Auf diese Weise wird nicht nur unsere Abhängigkeit von China reduziert, es wird auch die Versorgung mit kritischen Rohstoffen wie den Seltenen Erden erleichtert, die chinesische Unternehmen zur Herstellung ihrer Produkte mit nach Europa führen werden. Selbstverständlich wird auch Wertschöpfung und Beschäftigung in unseren Ländern geschaffen.
Die ersten strategischen Partnerschaften dieser Art werden bereits angebahnt. Spektakuläre Unternehmenskäufe wie der von Kuka 2016 sind im Rahmen dieser Strategie dabei nicht erwünscht. Sie zielt vielmehr darauf ab, geeignete lokale Partner zu finden, mit denen der Markt gemeinsam erschlossen werden soll. Möglichen chinesischen Alleingängen sollte mit Vorsicht begegnet werden.
Wie bei anderen Initiativen mit China stellt sich auch hier die Frage nach der Tiefe der Kenntnisse über die potenziellen chinesischen Partner. In diesen Zusammenhang gehört der Vorschlag des Aufbaus einer Open-Source-Datenbank zur effektiven Erfassung notwendiger Informationen zu China und deren Distribution an Regierungen, die Privatwirtschaft und andere Interessenten.
Die außergewöhnlichen Abhängigkeiten von China sind über Jahrzehnte entstanden. Ihre Rückführung ist ein facettenreicher und umfassender Prozess, der uns noch lange herausfordern wird. Der mit dem Wort „Friendshoring“ bezeichnete Aufbau von Produktion in Ländern mit einem ähnlichen Wertegerüst gehört sicherlich zu den geeigneten Maßnahmen.
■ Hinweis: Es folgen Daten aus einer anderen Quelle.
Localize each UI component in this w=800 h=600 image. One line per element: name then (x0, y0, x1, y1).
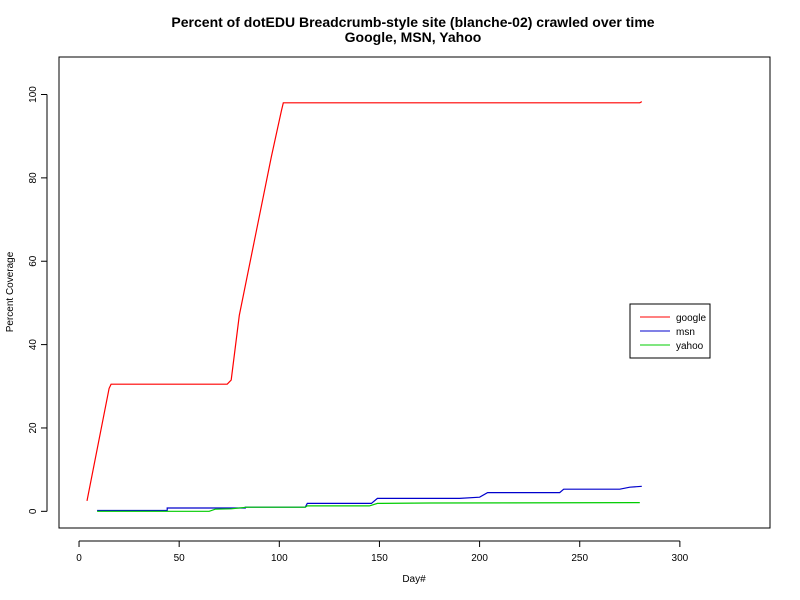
y-tick-label: 80 (28, 172, 39, 184)
chart-subtitle: Google, MSN, Yahoo (345, 29, 482, 45)
x-tick-label: 300 (672, 553, 689, 564)
series-line-google (86, 101, 643, 502)
x-tick-label: 200 (471, 553, 488, 564)
x-tick-label: 50 (174, 553, 186, 564)
x-tick-label: 250 (571, 553, 588, 564)
x-axis: 0 50 100 150 200 250 300 (76, 540, 689, 564)
plot-frame (58, 56, 771, 529)
y-tick-label: 0 (28, 508, 39, 514)
x-axis-label: Day# (402, 574, 426, 585)
legend: google msn yahoo (629, 303, 711, 359)
series-line-yahoo (97, 502, 640, 512)
x-tick-label: 0 (76, 553, 82, 564)
series-line-msn (97, 485, 642, 512)
y-tick-label: 60 (28, 255, 39, 267)
chart-title: Percent of dotEDU Breadcrumb-style site … (171, 14, 654, 30)
y-axis: 0 20 40 60 80 100 (28, 86, 48, 514)
legend-label-msn: msn (676, 327, 695, 338)
y-tick-label: 40 (28, 339, 39, 351)
y-axis-label: Percent Coverage (5, 251, 16, 332)
series-lines (86, 101, 643, 512)
legend-label-yahoo: yahoo (676, 341, 704, 352)
y-tick-label: 100 (28, 86, 39, 103)
x-tick-label: 100 (271, 553, 288, 564)
x-tick-label: 150 (371, 553, 388, 564)
y-tick-label: 20 (28, 422, 39, 434)
legend-label-google: google (676, 313, 706, 324)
Die Verlagerung von Produktion durch China nach Europa wiederum ermöglicht eine Verringerung der Abhängigkeiten auf Basis unserer eigenen Governance. Sie kommt der berechtigten Forderung nach einem Ausgleich zwischen politischen und ökonomischen Prioritäten entgegen. Heute ist dieser Trend vom Volumen her noch vernachlässigbar. Doch es ist abzusehen, dass der Aufbau von europäischen Fertigungskapazitäten durch chinesische Unternehmen eine wichtige Alternative darstellen wird.
Dr. Gerhard Hinterhäuser ist Partner bei der Unternehmensberatungsgesellschaft Strategic Minds Company. Er lebt in Asien und Deutschland und war von 2006 bis 2014 Mitglied der Geschäftsführung des Investmenthauses PICC Asset Management in Shanghai. Zu seinen beruflichen Stationen in Asien gehörten die Deutsche Bank, die Hypovereinsbank und die Münchener Rück.